Tuesday, July 18, 2017

Rocky Horror Picture Show (movie review)

I've seen very little mention of the geodesic dome, featured as a part of the spooky castle above, where Rocky Horror Picture Show was originally filmed.  Much could be made of this link to another counter-cultural icon, from a domain of sexual mores breaking out of their bounding box, thanks to ETs.

The point was to visit Clinton Street Theater where teens, mas o meno, have been doing the audience participatory version of this cult film for some twenty odd years, starting midnight on Saturdays.  The torch gets passed, one generation to the next.
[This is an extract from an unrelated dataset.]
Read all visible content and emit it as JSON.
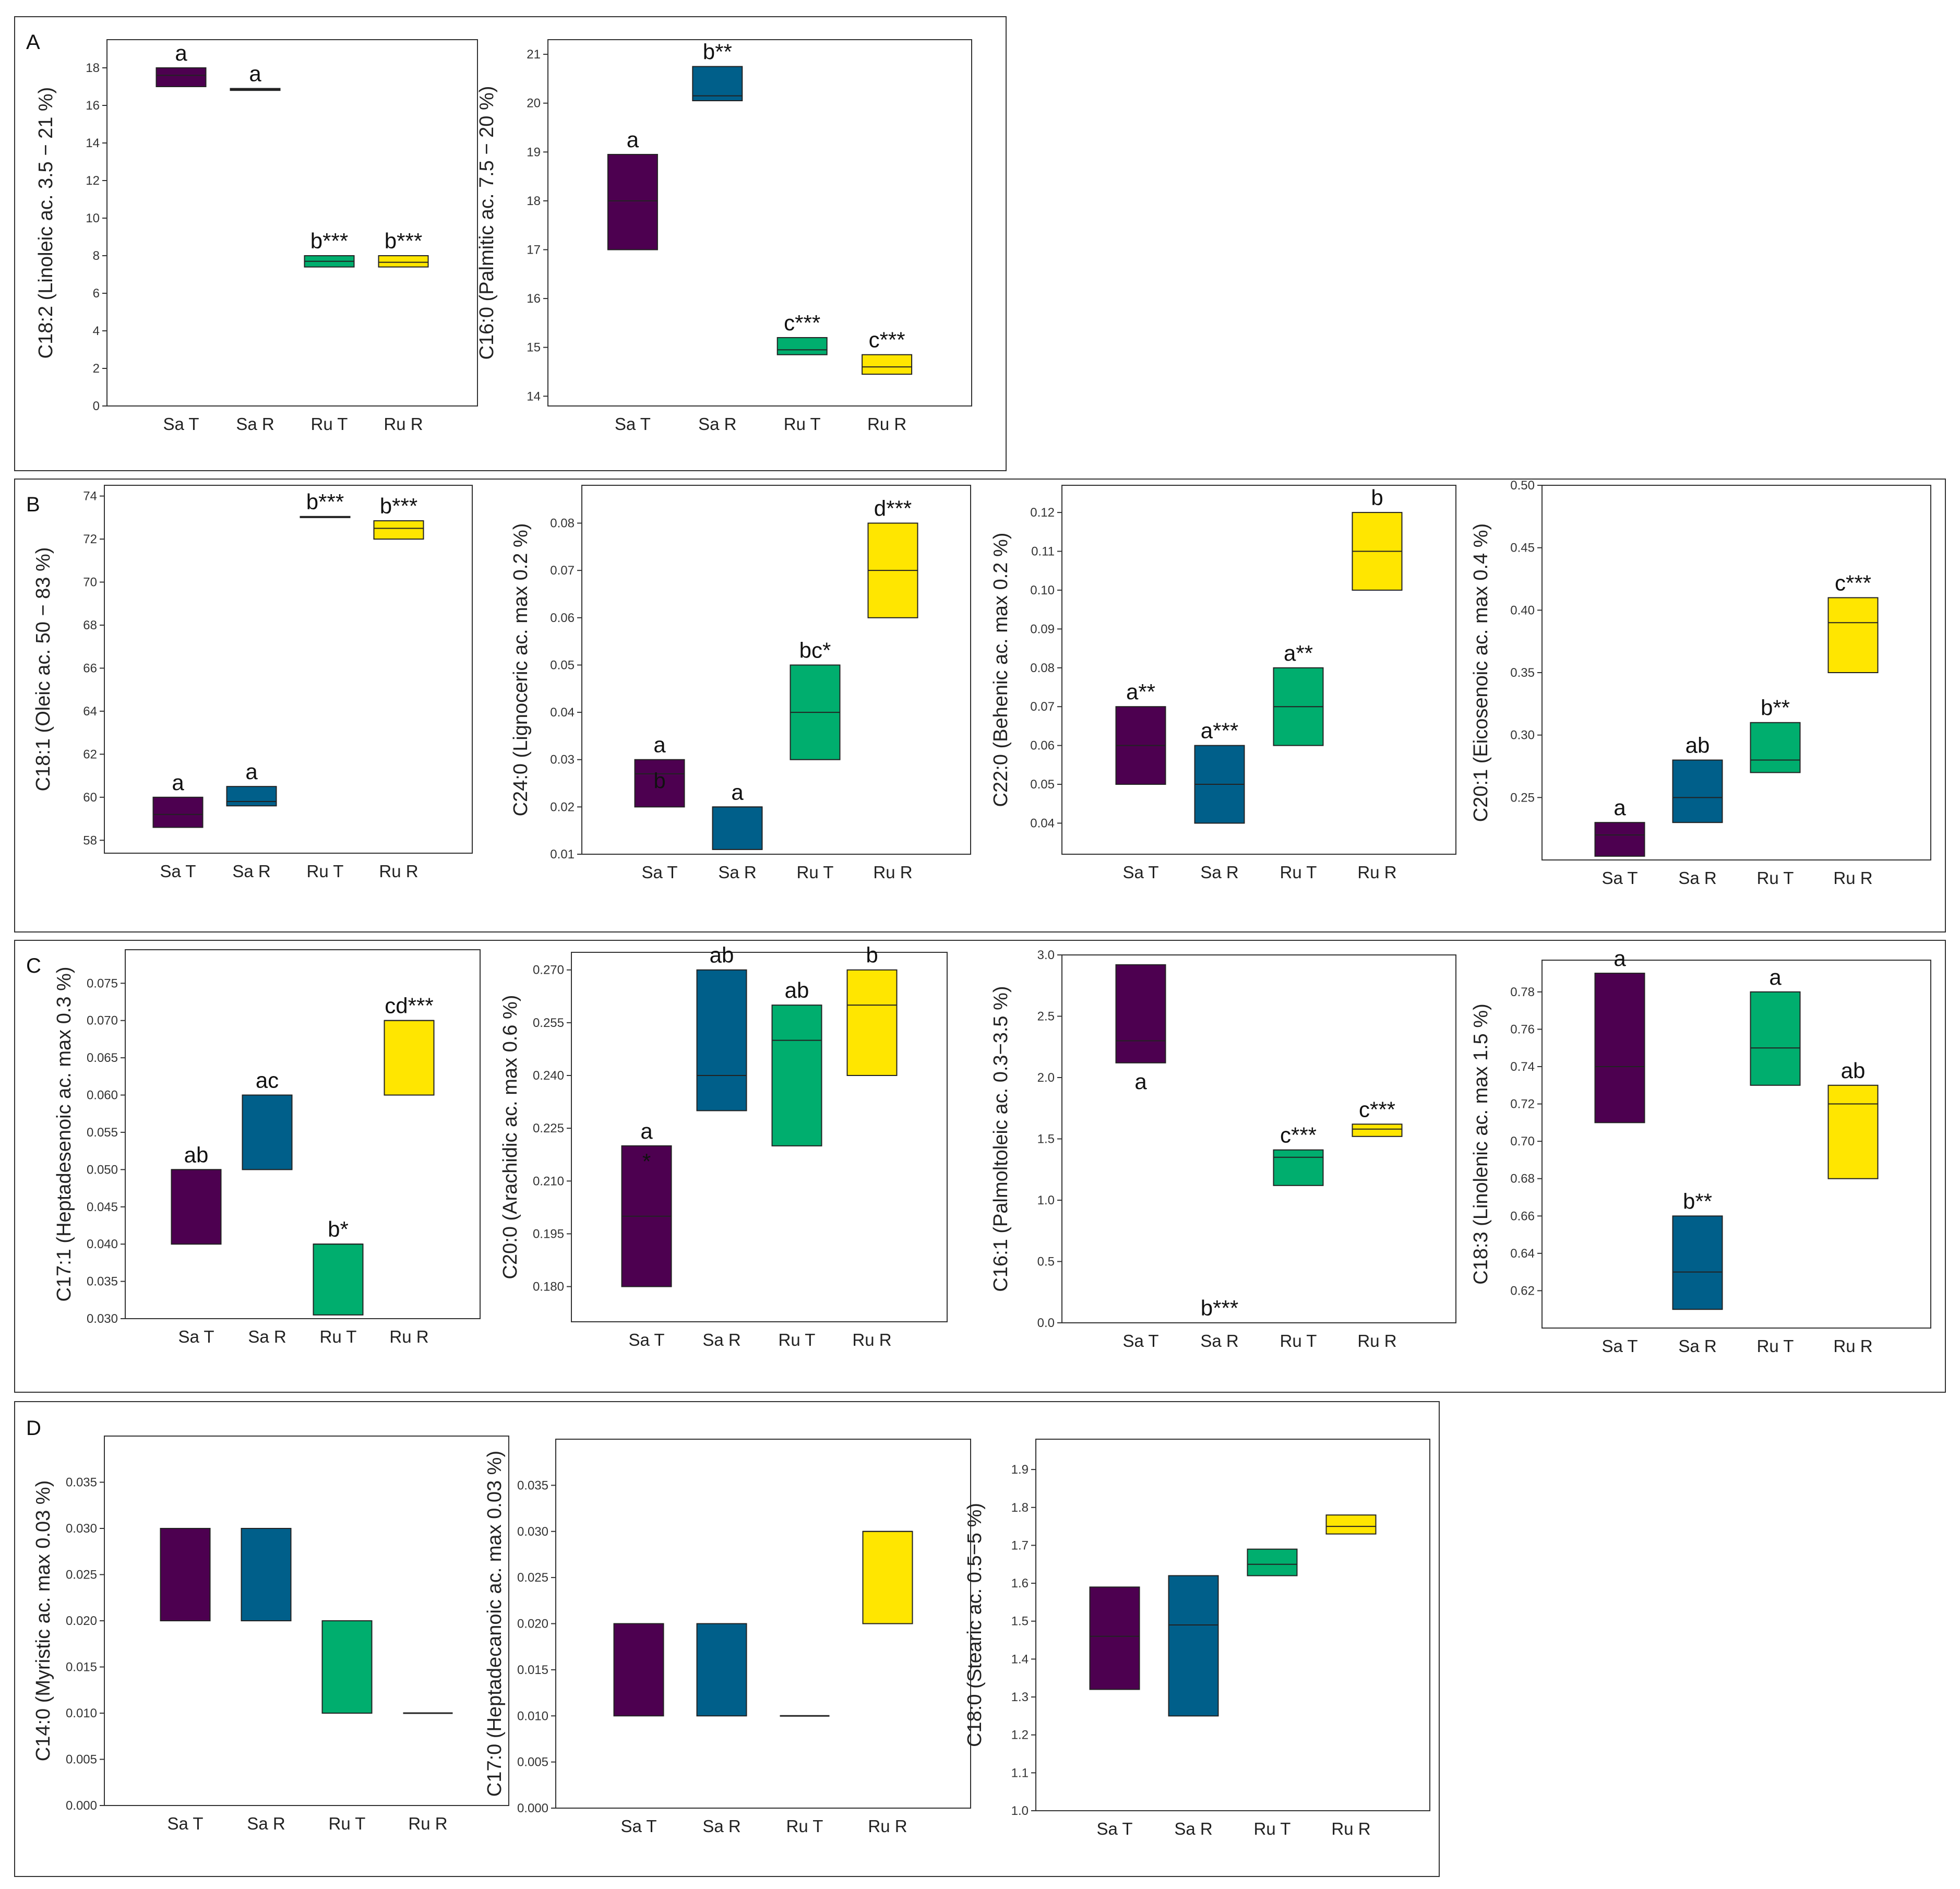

Getting picked as a cast member means knowing the right people, in addition to exhibiting some talent to entertain. Participating in a RHPS is something of a rite of passage.

I went with a professor of gender studies and international development who'd never seen the film, turned off by the word "horror", a genre she doesn't enjoy.  The raucousness of the audience overwhelmed the soundtrack and she came away with a garbled version of the plot, but that's easily rectifiable with later study.

I like pointing out that Tim Curry has a later role in the movie Kinsey, where I plays an ironically prudish professor. One of the best ways to study a culture is by delving in to its sex ed, but then don't make the mistake of thinking education == academia.  All media have an educational role.

My first induction into this cult came way back in my Princeton years, in the late 1970s, much closer to the time when this film, originally a stage play in England, where that castle is, first came out.